- Jakismani Monastery

Religion
- Affiliation: Georgian Orthodox Church
- Status: Active

Location
- Location: Akhaltsikhe Municipality, Samtskhe-Javakheti, Georgia
- Coordinates: 41°31′05″N 42°49′15″E﻿ / ﻿41.518162°N 42.820829°E

Architecture
- Type: Georgian; Monastery

= Jakismani Monastery =

Medieval monastic Georgian church

The Jakismani monastery (ჯაყისმანის მონასტერი, jak'ismanis monasteri, also spelled Jaqismani) is a medieval monastic church in Georgia, some 20 km southwest of the town of Vale, Akhaltsikhe Municipality, Samtskhe-Javakheti region. It was repopulated by monks in 2010. The name "Jakismani" is a corruption of the Georgian "Jakisubani" (ჯაყისუბანი), "a district of Jaki".
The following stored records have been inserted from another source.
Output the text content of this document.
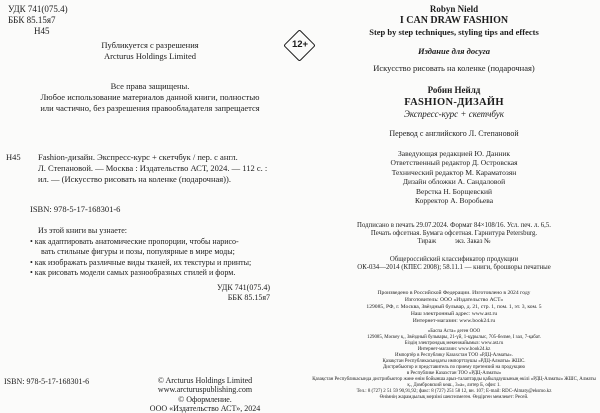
УДК 741(075.4)
ББК 85.15я7
Н45
Публикуется с разрешения
Arcturus Holdings Limited
12+
Все права защищены.
Любое использование материалов данной книги, полностью
или частично, без разрешения правообладателя запрещается
Н45	Fashion-дизайн. Экспресс-курс + скетчбук / пер. с англ.
Л. Степановой. — Москва : Издательство АСТ, 2024. — 112 с. :
ил. — (Искусство рисовать на коленке (подарочная)).
ISBN: 978-5-17-168301-6
Из этой книги вы узнаете:
• как адаптировать анатомические пропорции, чтобы нарисо-
вать стильные фигуры и позы, популярные в мире моды;
• как изображать различные виды тканей, их текстуры и принты;
• как рисовать модели самых разнообразных стилей и форм.
УДК 741(075.4)
ББК 85.15я7
ISBN: 978-5-17-168301-6	© Arcturus Holdings Limited
www.arcturuspublishing.com
© Оформление.
ООО «Издательство АСТ», 2024
Robyn Nield
I CAN DRAW FASHION
Step by step techniques, styling tips and effects
Издание для досуга
Искусство рисовать на коленке (подарочная)
Робин Нейлд
FASHION-ДИЗАЙН
Экспресс-курс + скетчбук
Перевод с английского Л. Степановой
Заведующая редакцией Ю. Данник
Ответственный редактор Д. Островская
Технический редактор М. Караматозян
Дизайн обложки А. Сандаловой
Верстка Н. Борщевский
Корректор А. Воробьева
Подписано в печать 29.07.2024. Формат 84×108/16. Усл. печ. л. 6,5.
Печать офсетная. Бумага офсетная. Гарнитура Petersburg.
Тираж           экз. Заказ №
Общероссийский классификатор продукции
ОК-034—2014 (КПЕС 2008); 58.11.1 — книги, брошюры печатные
Произведено в Российской Федерации. Изготовлено в 2024 году
Изготовитель: ООО «Издательство АСТ»
129085, РФ, г. Москва, Звёздный бульвар, д. 21, стр. 1, пом. 1, эт. 3, ком. 5
Наш электронный адрес: www.ast.ru
Интернет-магазин: www.book24.ru
«Баспа Аста» деген ООО
129085, Мәскеу қ., Звёздный бульвары, 21-үй, 1-құрылыс, 705-бөлме, I зал, 7-қабат.
Біздің электрондық мекенжайымыз: www.ast.ru
Интернет-магазин: www.book24.kz
Импортёр в Республику Казахстан ТОО «РДЦ-Алматы».
Қазақстан Республикасындағы импорттаушы «РДЦ-Алматы» ЖШС.
Дистрибьютор и представитель по приему претензий на продукцию
в Республике Казахстан ТОО «РДЦ-Алматы»
Қазақстан Республикасында дистрибьютор және өнім бойынша арыз-талаптарды қабылдаушының өкілі «РДЦ-Алматы» ЖШС, Алматы қ., Домбровский көш., 3«а», литер Б, офис 1.
Тел.: 8 (727) 2 51 59 90,91,92; факс: 8 (727) 251 58 12, вн. 107; E-mail: RDC-Almaty@eksmo.kz
Өнімнің жарамдылық мерзімі шектелмеген. Өндірген мемлекет: Ресей.
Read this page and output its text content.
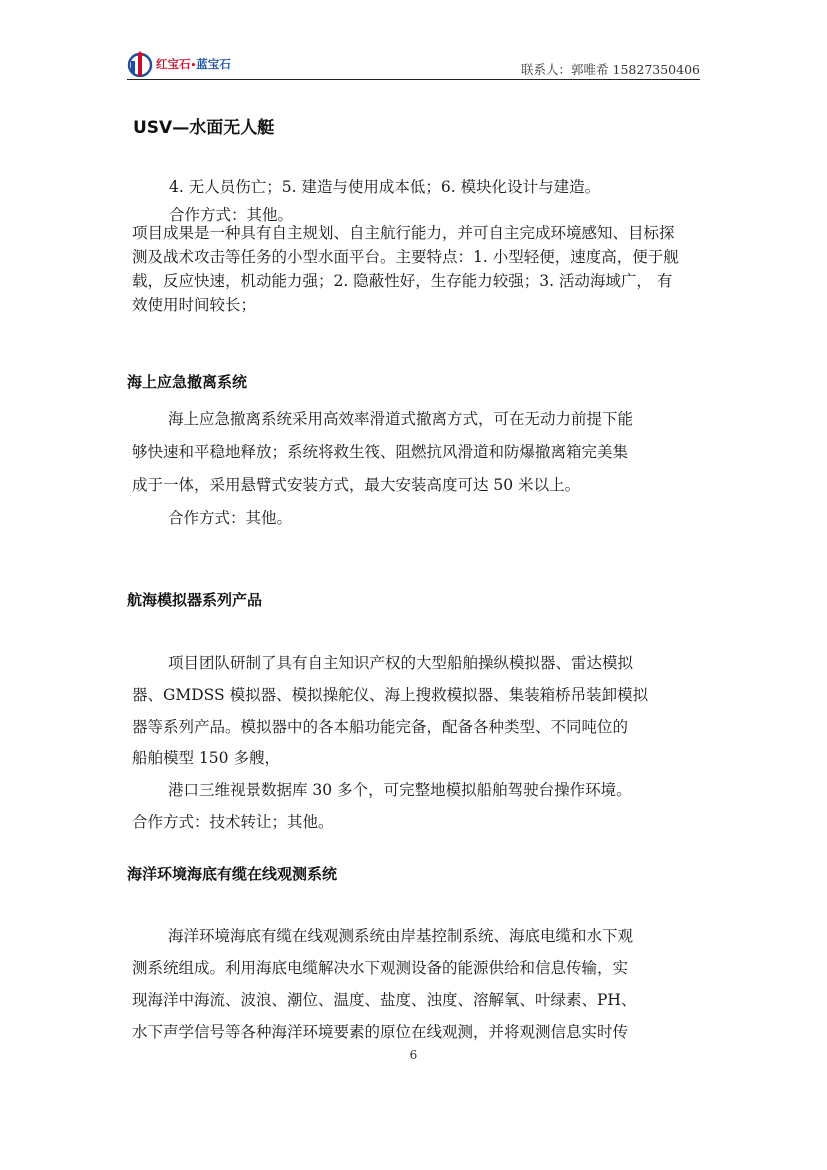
红宝石•蓝宝石	联系人：郭唯希 15827350406
USV—水面无人艇
4. 无人员伤亡；5. 建造与使用成本低；6. 模块化设计与建造。
合作方式：其他。
项目成果是一种具有自主规划、自主航行能力，并可自主完成环境感知、目标探
测及战术攻击等任务的小型水面平台。主要特点：1. 小型轻便，速度高，便于舰
载，反应快速，机动能力强；2. 隐蔽性好，生存能力较强；3. 活动海域广， 有
效使用时间较长；
海上应急撤离系统
海上应急撤离系统采用高效率滑道式撤离方式，可在无动力前提下能
够快速和平稳地释放；系统将救生筏、阻燃抗风滑道和防爆撤离箱完美集
成于一体，采用悬臂式安装方式，最大安装高度可达 50 米以上。
合作方式：其他。
航海模拟器系列产品
项目团队研制了具有自主知识产权的大型船舶操纵模拟器、雷达模拟
器、GMDSS 模拟器、模拟操舵仪、海上搜救模拟器、集装箱桥吊装卸模拟
器等系列产品。模拟器中的各本船功能完备，配备各种类型、不同吨位的
船舶模型 150 多艘，
港口三维视景数据库 30 多个，可完整地模拟船舶驾驶台操作环境。
合作方式：技术转让；其他。
海洋环境海底有缆在线观测系统
海洋环境海底有缆在线观测系统由岸基控制系统、海底电缆和水下观
测系统组成。利用海底电缆解决水下观测设备的能源供给和信息传输，实
现海洋中海流、波浪、潮位、温度、盐度、浊度、溶解氧、叶绿素、PH、
水下声学信号等各种海洋环境要素的原位在线观测，并将观测信息实时传
6
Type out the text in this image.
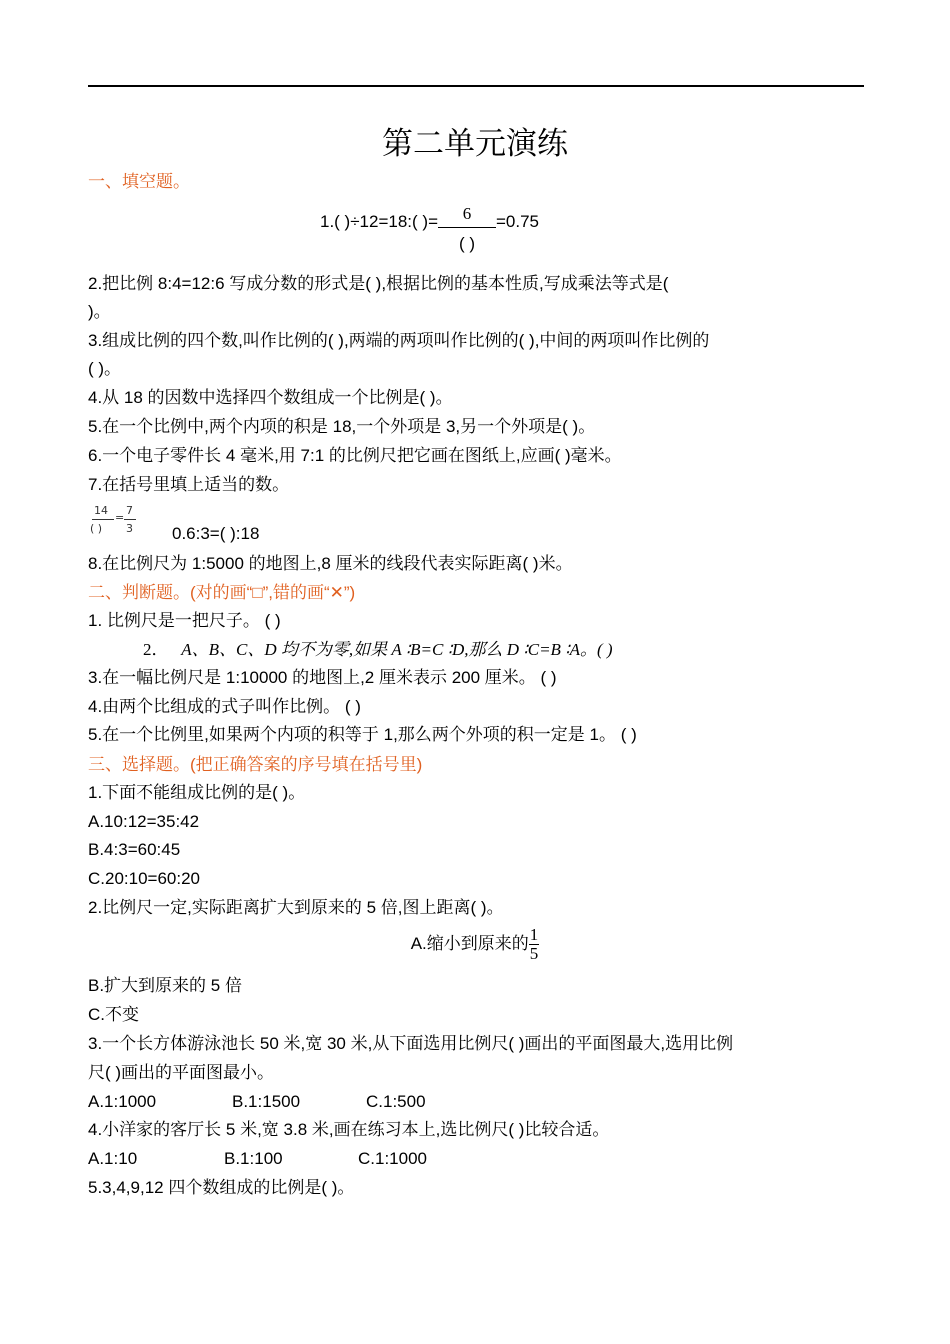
第二单元演练
一、填空题。
1.( )÷12=18:( )= $\frac{6}{( )} =0.75$
2.把比例 8:4=12:6 写成分数的形式是( ),根据比例的基本性质,写成乘法等式是(
)。
3.组成比例的四个数,叫作比例的( ),两端的两项叫作比例的( ),中间的两项叫作比例的
( )。
4.从 18 的因数中选择四个数组成一个比例是( )。
5.在一个比例中,两个内项的积是 18,一个外项是 3,另一个外项是( )。
6.一个电子零件长 4 毫米,用 7:1 的比例尺把它画在图纸上,应画( )毫米。
7.在括号里填上适当的数。
14
( )
=
7
3 0.6:3=( ):18
8.在比例尺为 1:5000 的地图上,8 厘米的线段代表实际距离( )米。
二、判断题。(对的画“□”,错的画“✕”)
1. 比例尺是一把尺子。 ( )
2． A、B、C、D 均不为零,如果 A ∶B=C ∶D,那么 D ∶C=B ∶A。( )
3.在一幅比例尺是 1:10000 的地图上,2 厘米表示 200 厘米。 ( )
4.由两个比组成的式子叫作比例。 ( )
5.在一个比例里,如果两个内项的积等于 1,那么两个外项的积一定是 1。 ( )
三、选择题。(把正确答案的序号填在括号里)
1.下面不能组成比例的是( )。
A.10:12=35:42
B.4:3=60:45
C.20:10=60:20
2.比例尺一定,实际距离扩大到原来的 5 倍,图上距离( )。
A.缩小到原来的 $\frac{1}{5}$
B.扩大到原来的 5 倍
C.不变
3.一个长方体游泳池长 50 米,宽 30 米,从下面选用比例尺( )画出的平面图最大,选用比例
尺( )画出的平面图最小。
A.1:1000	B.1:1500	C.1:500
4.小洋家的客厅长 5 米,宽 3.8 米,画在练习本上,选比例尺( )比较合适。
A.1:10	B.1:100	C.1:1000
5.3,4,9,12 四个数组成的比例是( )。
The Jakismani monastery is located in the historical province of Samtskhe, within the Georgian-Turkish border zone. It is accessible through a poor road only after crossing the Georgian border checkpoint. The monastery consists of a main church, named after Resurrection, two small chapels (one of them possibly a pastophorium, i.e., a chamber to the side of the apse), and a ruined narthex. The main church is a refined hall church design, architecturally dated to the 9th or 10th century and stylistically resembling features of the churches in Javakheti and Tao-Klarjeti. Close to the monastery, in the Potskhovi valley, stand the ruins identified with the medieval Jaki castle, a possession of the Jakeli dynasty. In 2006, the Jakismani monastery was inscribed on the list of the Immovable Cultural Monuments of National Significance of Georgia.